After deploying Prometheus, you can deploy Grafana to create dashboards and visualize the data.

  1. Install the pre-configured Grafana server, Service, data sources, and example Flink dashboard:

    kubectl apply -f grafana-install/kubernetes/grafana-datasources.yaml -n flink
    
    kubectl apply -f grafana-install/ -n flink
    Note
    grafana-datasources.yaml is pre-configured to connect to the Prometheus server from the previous section.
OpenShift

Since our Grafana deployment will need to fetch data from OpenShift’s Prometheus instance, we need to create a ServiceAccount with the right permissions and pass its token to Grafana.

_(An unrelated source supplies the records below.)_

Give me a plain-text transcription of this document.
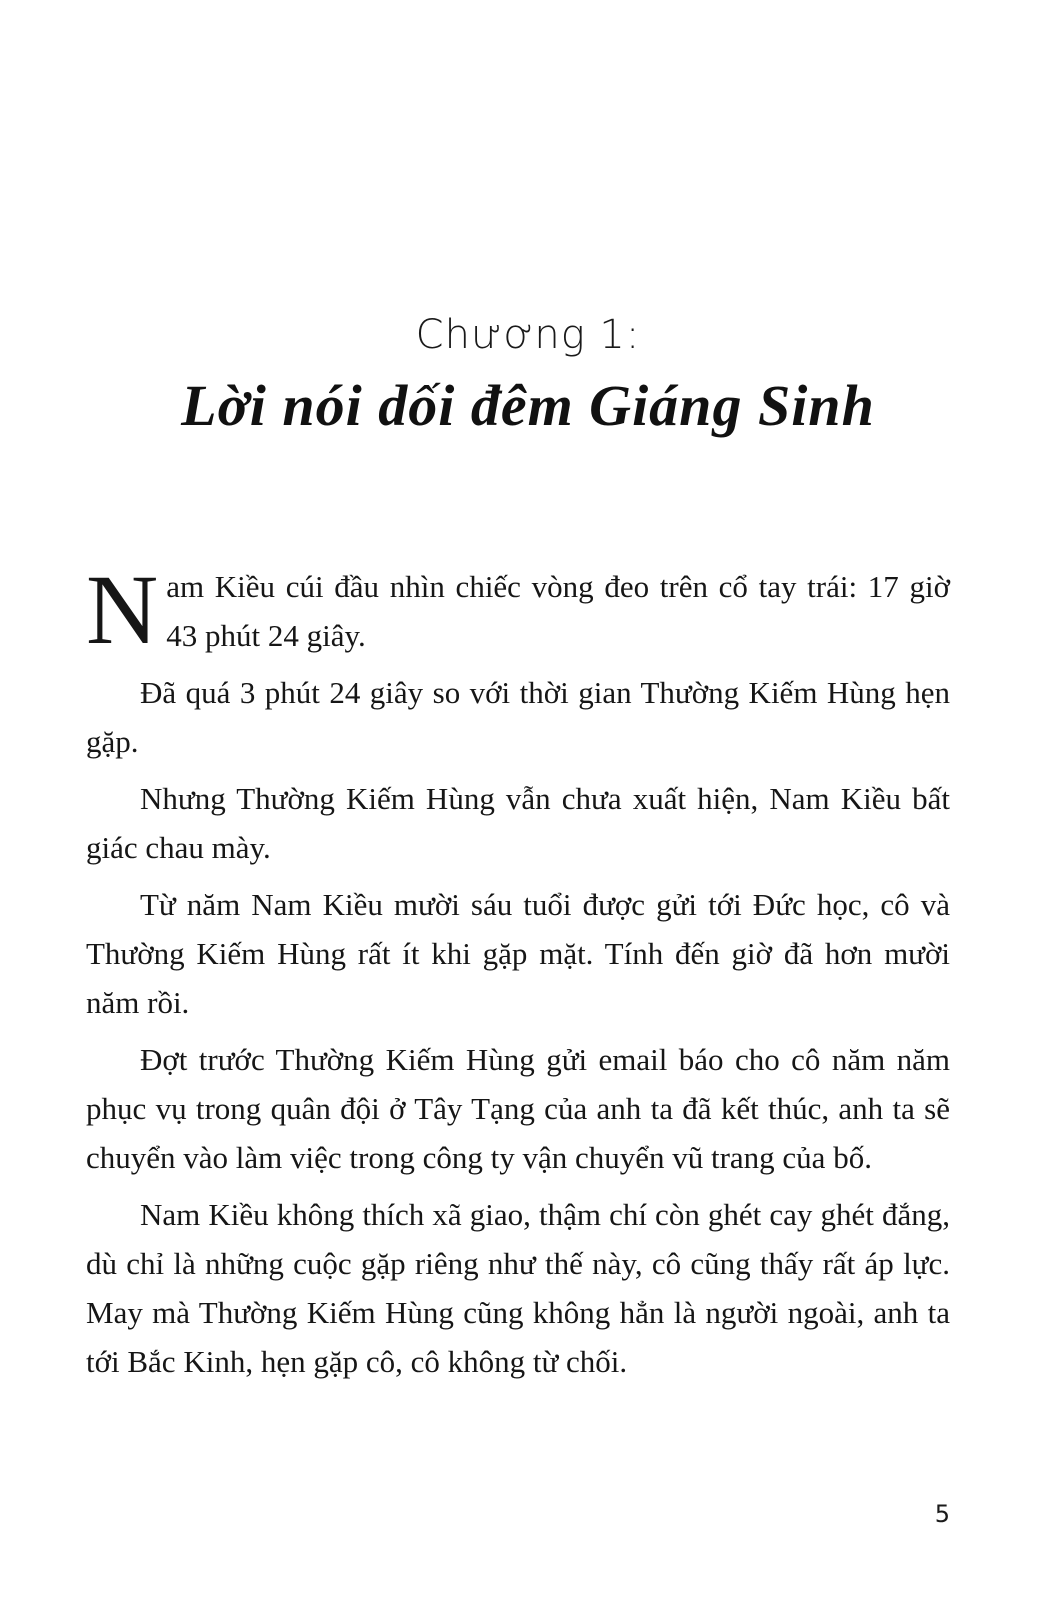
Chương 1:
Lời nói dối đêm Giáng Sinh

Nam Kiều cúi đầu nhìn chiếc vòng đeo trên cổ tay trái: 17 giờ 43 phút 24 giây.

Đã quá 3 phút 24 giây so với thời gian Thường Kiếm Hùng hẹn gặp.

Nhưng Thường Kiếm Hùng vẫn chưa xuất hiện, Nam Kiều bất giác chau mày.

Từ năm Nam Kiều mười sáu tuổi được gửi tới Đức học, cô và Thường Kiếm Hùng rất ít khi gặp mặt. Tính đến giờ đã hơn mười năm rồi.

Đợt trước Thường Kiếm Hùng gửi email báo cho cô năm năm phục vụ trong quân đội ở Tây Tạng của anh ta đã kết thúc, anh ta sẽ chuyển vào làm việc trong công ty vận chuyển vũ trang của bố.

Nam Kiều không thích xã giao, thậm chí còn ghét cay ghét đắng, dù chỉ là những cuộc gặp riêng như thế này, cô cũng thấy rất áp lực. May mà Thường Kiếm Hùng cũng không hẳn là người ngoài, anh ta tới Bắc Kinh, hẹn gặp cô, cô không từ chối.

5
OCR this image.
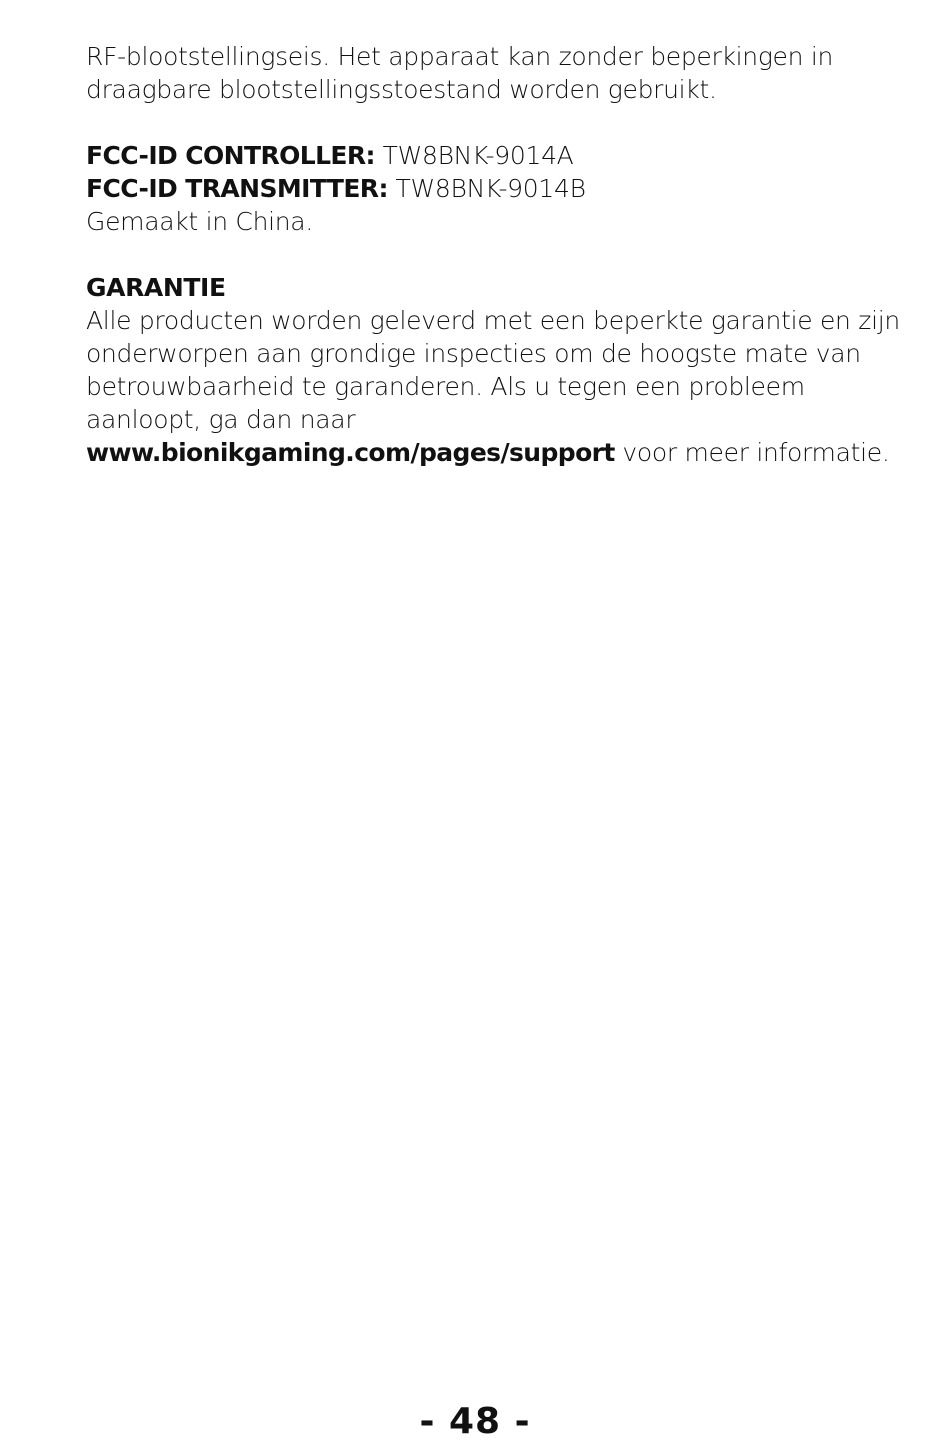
RF-blootstellingseis. Het apparaat kan zonder beperkingen in
draagbare blootstellingsstoestand worden gebruikt.
FCC-ID CONTROLLER: TW8BNK-9014A
FCC-ID TRANSMITTER: TW8BNK-9014B
Gemaakt in China.
GARANTIE
Alle producten worden geleverd met een beperkte garantie en zijn
onderworpen aan grondige inspecties om de hoogste mate van
betrouwbaarheid te garanderen. Als u tegen een probleem
aanloopt, ga dan naar
www.bionikgaming.com/pages/support voor meer informatie.
- 48 -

  1. Create a ServiceAccount with permissions for monitoring:

    oc project openshift-user-workload-monitoring
    
    oc create sa grafana-sa
    
    oc adm policy add-cluster-role-to-user cluster-monitoring-view -z grafana-sa
  2. Create a token for the ServiceAccount, then apply a Grafana datasource containing the token:

    export PROMETHEUS_TOKEN=`oc -n openshift-user-workload-monitoring create token grafana-sa`
    
    cat grafana-install/openshift/grafana-datasources.yaml | envsubst | oc apply -n flink -f -
    Note
    In production, you should bind the token to an object.
  3. Install the pre-configured Grafana server, Service, and example Flink dashboard:

    oc apply -f grafana-install/ -n flink

Viewing the example dashboard

After confirming the Grafana deployment is running, we can expose it with a port-forward rule:

kubectl port-forward svc/grafana-service 3000 -n flink
Note
The default Grafana username and password are both admin.

Upon logging in to the Grafana UI, you should be greeted with the provided example Flink dashboard.